The Last House on the Left (2009)
In 2002, there was a fascinatingly stupid idea given the green light, attempting to create a star vehicle for Madonna. Directed by then-husband Guy Ritchie, Swept Away is as bad as you may have heard, but interesting for a few reasons such as the fact that the movie is so impatient and jittery that it can’t wait to get to the next scene (the DVD must contain at least an hour of fully completed deleted scenes) and that as a remake it was totally pointless, watering down the politics of the Italian original, and it was a political film, mind you, and just leaving the rich snob and raggedy, angry deckhand from the boat they were separated from on a deserted island, left to fight and [eventually] fuck. This is like remaking King Kong but leaving out the parts with the giant gorilla.
Director Dennis Iladis remake of Wes Craven infamous 1972 rape/revenge exploitation film The Last House on the Left has that same strange feel of being a remake in name only. Under producers Craven and Sean S. Cunningham’s aegis, Iladis’ film leaves out a lot of the terrible moments from the original (the goofy and inappropriate scenes with the cops, the trip from the city to the country, this version entirely takes place in the country) but also the notorious brutality and savagery of the original, such as the oral castration, which has been reduced to flirting between the villain and heroine. It is odd to see a movie so focused on being unpleasant, with plenty of gory close-ups, psychotic characters, and entirely appropriate revenge by the parents of a rape victim, portrayed in such a tame and timid fashion. And neutering the story reflects on the intensity of the film itself, which is the only reason to make it in the first place (the rape is without nudity, and mostly implied, but don’t mistake that for subtlety). While the movie is grim and exploitative (long before the rape, there are constant shots from below of the dainty victim’s crotch, and she’s wearing Daisy Dukes on top of that), it is also moralistic, which undercuts any effect it might have.
It is disingenuous enough to remake a Grindhouse-style movie with studio money, because it automatically takes away the charming grit and grime of the shoestring original (and the original The Last House on the Left is a very, very bad and dated film, not much to live up to). Perhaps as reaction to that, the actors are mostly listless and distracted, especially Monica Potter as the victim’s mother, who is supposed to progressively get more and more paranoid throughout, but she looks agitated and disturbed from minute one, well before there’s any thought of physical and mental violation. She seems to be terribly unhappy at the family’s country house, maybe there’s a subplot that was cut dealing with her impending divorce from the honest and noble Dr. Husband, played by the only real name in the cast, Tony Goldwyn. Early on, Goldwyn spends time looking at his shoes while speaking, instead of the other actors, and at later points looks put upon and annoyed by his murderous captors, as opposed to either scared or angry. It would only make sense that there was a lot of material cut out, considering the stream of continuity errors skimmed over (a rock to the face apparently causes no bruising or bleeding whatsoever), and yet the movie is nearly 2 hours long, unacceptable for a film of this type.

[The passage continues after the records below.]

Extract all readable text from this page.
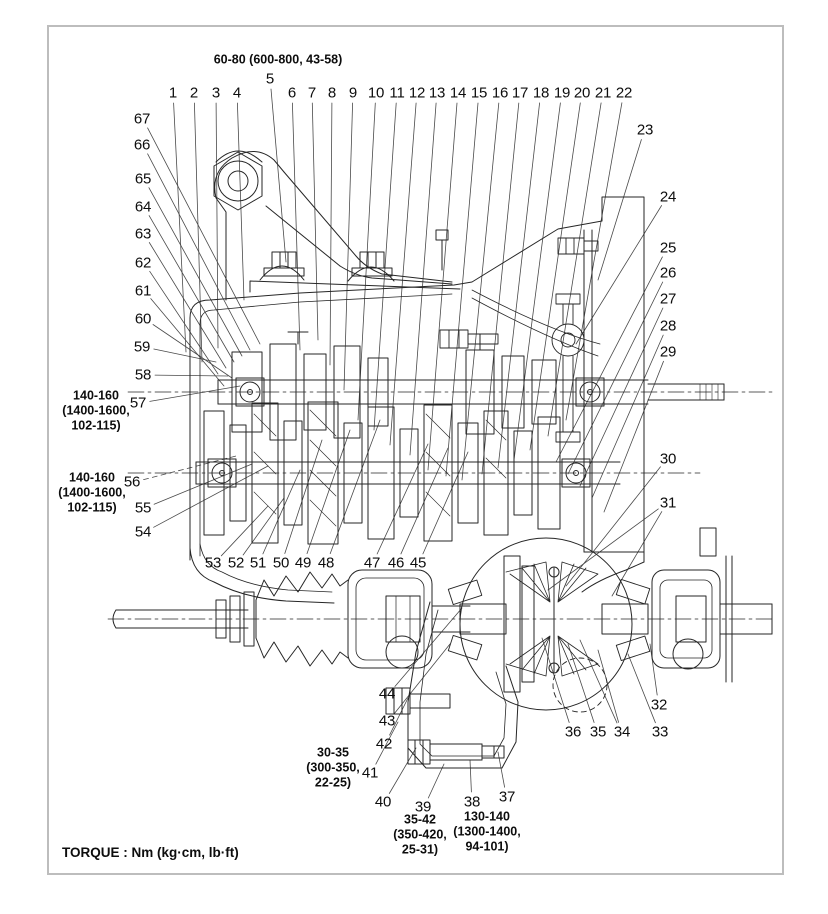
1 2 3 4
5
6 7 8 9 10 11 12 13 14 15 16 17 18 19 20 21 22
23
24
25
26
27
28
29
30
31
32
33
34
35
36
37
38
39
40
41
42
43
44
45
46
47
48
49
50
51
52
53
54
55
56
57
58
59
60
61
62
63
64
65
66
67
60-80 (600-800, 43-58)
140-160
(1400-1600,
102-115)
140-160
(1400-1600,
102-115)
30-35
(300-350,
22-25)
35-42
(350-420,
25-31)
130-140
(1300-1400,
94-101)
TORQUE : Nm (kg·cm, lb·ft)
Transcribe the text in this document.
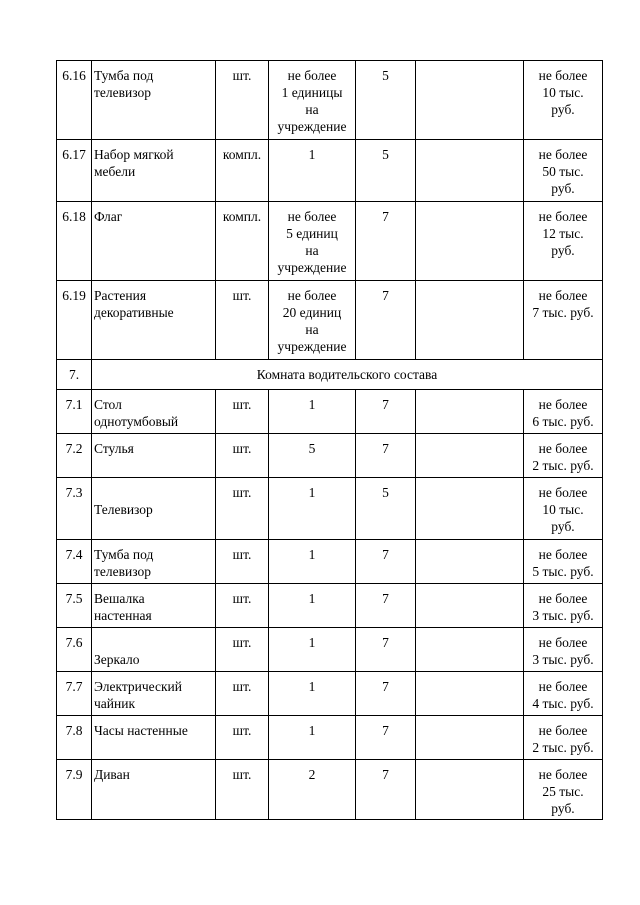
6.16	Тумба под
телевизор	шт.	не более
1 единицы
на
учреждение	5		не более
10 тыс.
руб.

6.17	Набор мягкой
мебели	компл.	1	5		не более
50 тыс.
руб.

6.18	Флаг	компл.	не более
5 единиц
на
учреждение	7		не более
12 тыс.
руб.

6.19	Растения
декоративные	шт.	не более
20 единиц
на
учреждение	7		не более
7 тыс. руб.

7.	Комната водительского состава					
7.1	Стол
однотумбовый	шт.	1	7		не более
6 тыс. руб.

7.2	Стулья	шт.	5	7		не более
2 тыс. руб.

7.3	Телевизор	шт.	1	5		не более
10 тыс.
руб.

7.4	Тумба под
телевизор	шт.	1	7		не более
5 тыс. руб.

7.5	Вешалка
настенная	шт.	1	7		не более
3 тыс. руб.

7.6	Зеркало	шт.	1	7		не более
3 тыс. руб.

7.7	Электрический
чайник	шт.	1	7		не более
4 тыс. руб.

7.8	Часы настенные	шт.	1	7		не более
2 тыс. руб.

7.9	Диван	шт.	2	7		не более
25 тыс.
руб.
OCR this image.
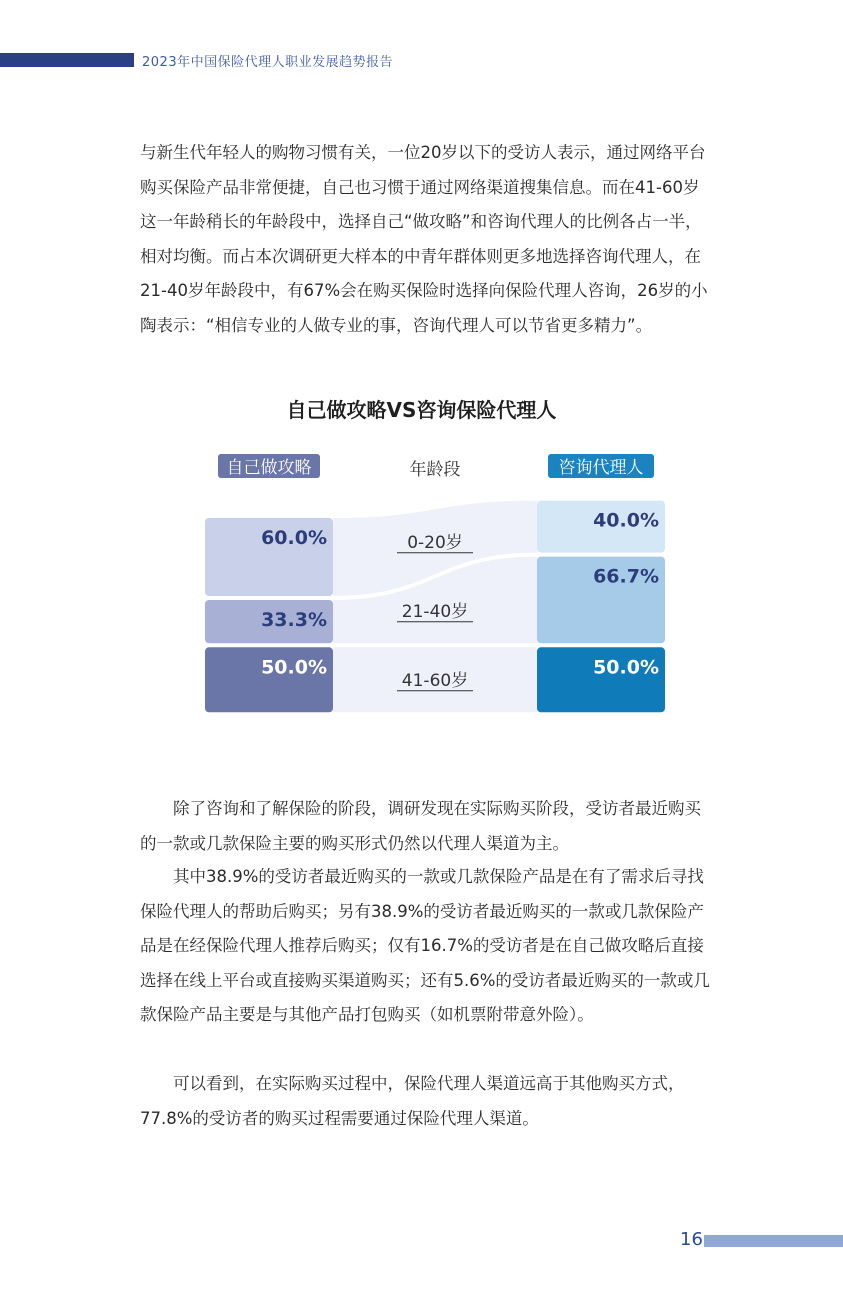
2023年中国保险代理人职业发展趋势报告

与新生代年轻人的购物习惯有关，一位20岁以下的受访人表示，通过网络平台购买保险产品非常便捷，自己也习惯于通过网络渠道搜集信息。而在41-60岁这一年龄稍长的年龄段中，选择自己“做攻略”和咨询代理人的比例各占一半，相对均衡。而占本次调研更大样本的中青年群体则更多地选择咨询代理人，在21-40岁年龄段中，有67%会在购买保险时选择向保险代理人咨询，26岁的小陶表示：“相信专业的人做专业的事，咨询代理人可以节省更多精力”。

自己做攻略VS咨询保险代理人
60.0%
33.3%
50.0%
40.0%
66.7%
50.0%
0-20岁
21-40岁
41-60岁
自己做攻略	咨询代理人
年龄段

除了咨询和了解保险的阶段，调研发现在实际购买阶段，受访者最近购买的一款或几款保险主要的购买形式仍然以代理人渠道为主。

其中38.9%的受访者最近购买的一款或几款保险产品是在有了需求后寻找保险代理人的帮助后购买；另有38.9%的受访者最近购买的一款或几款保险产品是在经保险代理人推荐后购买；仅有16.7%的受访者是在自己做攻略后直接选择在线上平台或直接购买渠道购买；还有5.6%的受访者最近购买的一款或几款保险产品主要是与其他产品打包购买（如机票附带意外险）。

可以看到，在实际购买过程中，保险代理人渠道远高于其他购买方式，77.8%的受访者的购买过程需要通过保险代理人渠道。

16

Part of what drags the remake out is three different endings, all tonally different, and all appearing to be test marketed to the point of either being a silly cartoon (microwaves don’t work with the door open, there are also a lot of humorously self-aware quips by the villains) or sappy (that two extra characters survive defies all logic and impact) on top of the violent one already in place. The test marketing seems to have extended to the casting, as each of the unknown leads looks exactly and distractingly like a semi-famous B-level star (Timothy Olyphant, Alexis Bledel, Paul Dano) but Craven and Cunningham skimped and went with was replicas instead. Since the structure of the movie is so simplistic, the cheapness of the enterprise is the only disturbing thing about the film. The Last House on the Left is like a 99 cent store version of a remake.